I'm wondering how others are doing this.
For some critical daemons, I use inittab with the respawn option.
I'd like to do something similar with my init scripts, and automatically restart them if their corresponding services crash (but not necessarily all of them).
What is the best approach?
method 1:
Use a custom cron job or inittab script to parse the output of:
Code: Select all
rc-status -cThe inconvenience of this method is that the restart does not necessarily start right after a crash (depends on the cron periodicity setting).

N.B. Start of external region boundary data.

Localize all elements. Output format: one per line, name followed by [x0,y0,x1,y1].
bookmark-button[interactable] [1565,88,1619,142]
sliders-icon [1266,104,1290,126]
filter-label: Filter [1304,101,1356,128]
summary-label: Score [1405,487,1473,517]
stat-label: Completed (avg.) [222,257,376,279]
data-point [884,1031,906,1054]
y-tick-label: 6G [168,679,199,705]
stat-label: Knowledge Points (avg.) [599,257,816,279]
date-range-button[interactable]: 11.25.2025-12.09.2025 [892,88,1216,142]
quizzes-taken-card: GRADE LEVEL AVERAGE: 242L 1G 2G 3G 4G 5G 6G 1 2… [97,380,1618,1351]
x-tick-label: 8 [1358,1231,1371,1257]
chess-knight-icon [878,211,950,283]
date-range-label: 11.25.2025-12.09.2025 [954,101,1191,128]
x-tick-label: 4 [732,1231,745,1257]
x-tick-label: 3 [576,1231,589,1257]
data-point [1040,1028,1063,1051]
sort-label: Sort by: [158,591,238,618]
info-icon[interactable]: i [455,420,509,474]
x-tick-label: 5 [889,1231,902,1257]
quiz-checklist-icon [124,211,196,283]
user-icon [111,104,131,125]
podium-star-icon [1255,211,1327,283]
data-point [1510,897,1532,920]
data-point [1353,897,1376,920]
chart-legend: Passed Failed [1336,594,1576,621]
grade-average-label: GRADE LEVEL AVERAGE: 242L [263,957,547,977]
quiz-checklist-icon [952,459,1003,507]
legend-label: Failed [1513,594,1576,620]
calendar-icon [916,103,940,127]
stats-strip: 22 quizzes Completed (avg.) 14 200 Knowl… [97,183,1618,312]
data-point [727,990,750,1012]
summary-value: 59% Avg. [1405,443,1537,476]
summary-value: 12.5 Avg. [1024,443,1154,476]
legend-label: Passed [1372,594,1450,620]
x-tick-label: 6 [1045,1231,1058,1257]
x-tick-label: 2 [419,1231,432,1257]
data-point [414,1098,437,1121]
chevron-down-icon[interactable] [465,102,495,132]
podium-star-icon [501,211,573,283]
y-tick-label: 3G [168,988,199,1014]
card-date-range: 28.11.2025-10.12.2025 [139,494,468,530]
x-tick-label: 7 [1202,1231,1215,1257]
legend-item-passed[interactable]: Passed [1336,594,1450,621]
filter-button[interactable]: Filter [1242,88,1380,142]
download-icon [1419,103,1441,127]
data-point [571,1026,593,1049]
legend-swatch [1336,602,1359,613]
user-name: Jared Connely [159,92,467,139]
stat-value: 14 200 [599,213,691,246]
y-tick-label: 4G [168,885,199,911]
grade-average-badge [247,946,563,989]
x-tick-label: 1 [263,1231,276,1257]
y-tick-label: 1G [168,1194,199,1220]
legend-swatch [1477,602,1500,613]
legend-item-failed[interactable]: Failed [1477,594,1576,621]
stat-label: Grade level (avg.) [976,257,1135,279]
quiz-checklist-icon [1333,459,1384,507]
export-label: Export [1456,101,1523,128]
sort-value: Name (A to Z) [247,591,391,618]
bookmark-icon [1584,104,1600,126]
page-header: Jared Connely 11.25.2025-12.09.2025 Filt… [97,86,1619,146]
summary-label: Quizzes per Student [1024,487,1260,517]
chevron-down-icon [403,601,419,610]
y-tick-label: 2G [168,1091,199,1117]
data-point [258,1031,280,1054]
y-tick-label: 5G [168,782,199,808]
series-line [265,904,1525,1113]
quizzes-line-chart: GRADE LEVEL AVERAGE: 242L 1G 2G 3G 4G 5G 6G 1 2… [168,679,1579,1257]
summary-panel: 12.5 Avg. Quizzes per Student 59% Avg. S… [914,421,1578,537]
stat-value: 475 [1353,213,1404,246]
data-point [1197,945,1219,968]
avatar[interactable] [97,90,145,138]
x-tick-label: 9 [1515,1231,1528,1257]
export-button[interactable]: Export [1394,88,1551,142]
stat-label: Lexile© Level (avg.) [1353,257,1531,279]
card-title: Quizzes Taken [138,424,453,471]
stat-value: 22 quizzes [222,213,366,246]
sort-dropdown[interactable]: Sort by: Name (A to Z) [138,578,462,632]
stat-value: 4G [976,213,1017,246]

Also, I am not sure every single service crash case is reflected as "crashed" in rc-status -c. Maybe some "crashes" are sometimes reported as "stopped" services? Finally, will "-c" report a crashed service in any runlevel, including the "manual runlevel"?
method 2:
Use a custom cron job or inittab script to parse the output of:
Code: Select all
rc-status -m -C | grep -v '\[ started \]' | cut -f 2 -d ' 'The inconvenience of this method is that I don't know how to tell rc-status to list only the services in the default runlevel. I might also auto-restart a service that was purposely stopped manually. As in method 1, the restart does not necessarily take place right after a crash.
method 3:
Use supervise-daemon.
The huge inconvenience of this method is that Gentoo wiki states that it is still unstable software, requires manually hacking the init.d files of the services you want to supervise, and make sure the service doesn't use its own PID file or forks.
Any ideas?
Despite its disadvantages, method 1 seems to be the easiest to implement and maintain for now.
The supervise-daemon looks interesting, but it's too tedious to set up and maintain.